Once they recover, Marley ships his family to the US for their safety. He and his band, the Wailers, then take off to London to record their new album. They land right smack into the punk revolution, which Marley embraced and later influenced. The Wailers worked on a record that would stand up for the rights of everyone, which became the landmark LP Exodus. They tour the world, sparking a love of reggae music across the globe. But to Marley, the success isn’t important. What matters is the message, which he is determined to keep delivering, even if it kills him.
Lashana Lynch as “Rita Marley” and Kingsley Ben-Adir as “Bob Marley” in Bob Marley: One Love from Paramount Pictures.
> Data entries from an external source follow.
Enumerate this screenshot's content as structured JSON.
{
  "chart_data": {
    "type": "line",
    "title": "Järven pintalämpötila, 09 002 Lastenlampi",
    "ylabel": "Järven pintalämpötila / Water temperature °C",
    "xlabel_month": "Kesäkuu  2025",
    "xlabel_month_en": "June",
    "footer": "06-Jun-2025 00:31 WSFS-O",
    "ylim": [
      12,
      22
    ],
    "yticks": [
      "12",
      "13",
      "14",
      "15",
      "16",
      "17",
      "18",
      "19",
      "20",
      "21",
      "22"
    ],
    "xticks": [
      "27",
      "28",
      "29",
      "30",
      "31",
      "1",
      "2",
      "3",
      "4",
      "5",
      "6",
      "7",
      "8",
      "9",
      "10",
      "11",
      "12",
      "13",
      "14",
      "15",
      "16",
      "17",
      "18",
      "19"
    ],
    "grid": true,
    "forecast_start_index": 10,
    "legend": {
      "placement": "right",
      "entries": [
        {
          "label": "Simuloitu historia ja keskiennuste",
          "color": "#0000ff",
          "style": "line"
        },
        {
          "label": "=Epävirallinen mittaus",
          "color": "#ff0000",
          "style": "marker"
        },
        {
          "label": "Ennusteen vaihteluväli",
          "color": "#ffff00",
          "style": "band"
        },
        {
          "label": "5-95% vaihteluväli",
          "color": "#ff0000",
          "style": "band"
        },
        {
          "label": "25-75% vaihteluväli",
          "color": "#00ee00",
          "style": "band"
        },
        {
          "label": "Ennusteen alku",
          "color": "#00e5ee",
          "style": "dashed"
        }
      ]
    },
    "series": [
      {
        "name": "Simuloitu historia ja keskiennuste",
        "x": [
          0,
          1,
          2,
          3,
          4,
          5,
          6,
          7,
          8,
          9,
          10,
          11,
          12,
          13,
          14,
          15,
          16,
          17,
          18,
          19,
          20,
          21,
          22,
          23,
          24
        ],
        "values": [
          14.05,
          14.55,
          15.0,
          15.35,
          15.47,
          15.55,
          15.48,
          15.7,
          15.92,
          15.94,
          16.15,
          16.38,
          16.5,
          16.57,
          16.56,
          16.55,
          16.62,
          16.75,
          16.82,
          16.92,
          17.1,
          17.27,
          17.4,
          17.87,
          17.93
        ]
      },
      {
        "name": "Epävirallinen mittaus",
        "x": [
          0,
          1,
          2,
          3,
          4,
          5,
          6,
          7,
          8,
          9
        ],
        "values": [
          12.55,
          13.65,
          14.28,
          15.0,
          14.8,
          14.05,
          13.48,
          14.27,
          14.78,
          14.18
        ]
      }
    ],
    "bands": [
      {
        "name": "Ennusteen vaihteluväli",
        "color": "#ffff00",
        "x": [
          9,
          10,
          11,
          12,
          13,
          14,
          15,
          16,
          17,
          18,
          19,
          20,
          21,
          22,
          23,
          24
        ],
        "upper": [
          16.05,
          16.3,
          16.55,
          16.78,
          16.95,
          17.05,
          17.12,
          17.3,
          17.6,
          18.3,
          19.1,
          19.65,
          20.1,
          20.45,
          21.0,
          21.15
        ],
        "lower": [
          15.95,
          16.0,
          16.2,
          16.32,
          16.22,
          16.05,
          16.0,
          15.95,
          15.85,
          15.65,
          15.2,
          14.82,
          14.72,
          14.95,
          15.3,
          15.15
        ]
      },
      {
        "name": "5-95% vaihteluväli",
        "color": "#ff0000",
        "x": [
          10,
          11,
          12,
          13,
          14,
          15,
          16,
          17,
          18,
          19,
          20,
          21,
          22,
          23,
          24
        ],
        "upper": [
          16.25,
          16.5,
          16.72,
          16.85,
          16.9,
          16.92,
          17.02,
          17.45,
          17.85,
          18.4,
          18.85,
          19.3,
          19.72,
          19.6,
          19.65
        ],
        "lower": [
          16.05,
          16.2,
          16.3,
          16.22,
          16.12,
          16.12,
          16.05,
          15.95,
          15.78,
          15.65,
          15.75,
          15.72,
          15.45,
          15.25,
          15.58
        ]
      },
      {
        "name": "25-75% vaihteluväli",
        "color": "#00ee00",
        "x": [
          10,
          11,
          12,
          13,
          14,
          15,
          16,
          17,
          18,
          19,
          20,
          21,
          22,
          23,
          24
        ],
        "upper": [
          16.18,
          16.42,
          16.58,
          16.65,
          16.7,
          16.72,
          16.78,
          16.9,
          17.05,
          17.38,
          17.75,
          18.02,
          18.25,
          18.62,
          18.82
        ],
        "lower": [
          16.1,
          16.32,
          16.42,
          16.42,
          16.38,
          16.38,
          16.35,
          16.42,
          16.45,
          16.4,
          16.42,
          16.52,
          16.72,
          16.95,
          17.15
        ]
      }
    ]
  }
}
Any long-awaited bio-pic on a figure as important as Marley is bound to run into a hurricane of heavy expectations. To paraphrase Marley himself, you can please some people sometimes, but you cannot please everyone all the time. So screenwriters Terence Winter, Frank E. Flowers, and Zach Baylin had a nearly impossible task here. It does help that it was overseen by Marley’s family, including his son Ziggy and his wife Rita, to ensure insight and authenticity. It was also a shrewd move to start the movie with a bang, raising the stakes immediately. Of course, that tension is dropped once Jamaica is left and only flutters again at the end. It’s a weird sandwich of two pieces of meat with bread in the middle. Whatever groove was caught is skipped, leaving no other direction other than the known death. This momentum stall is one of many threads that can be pulled.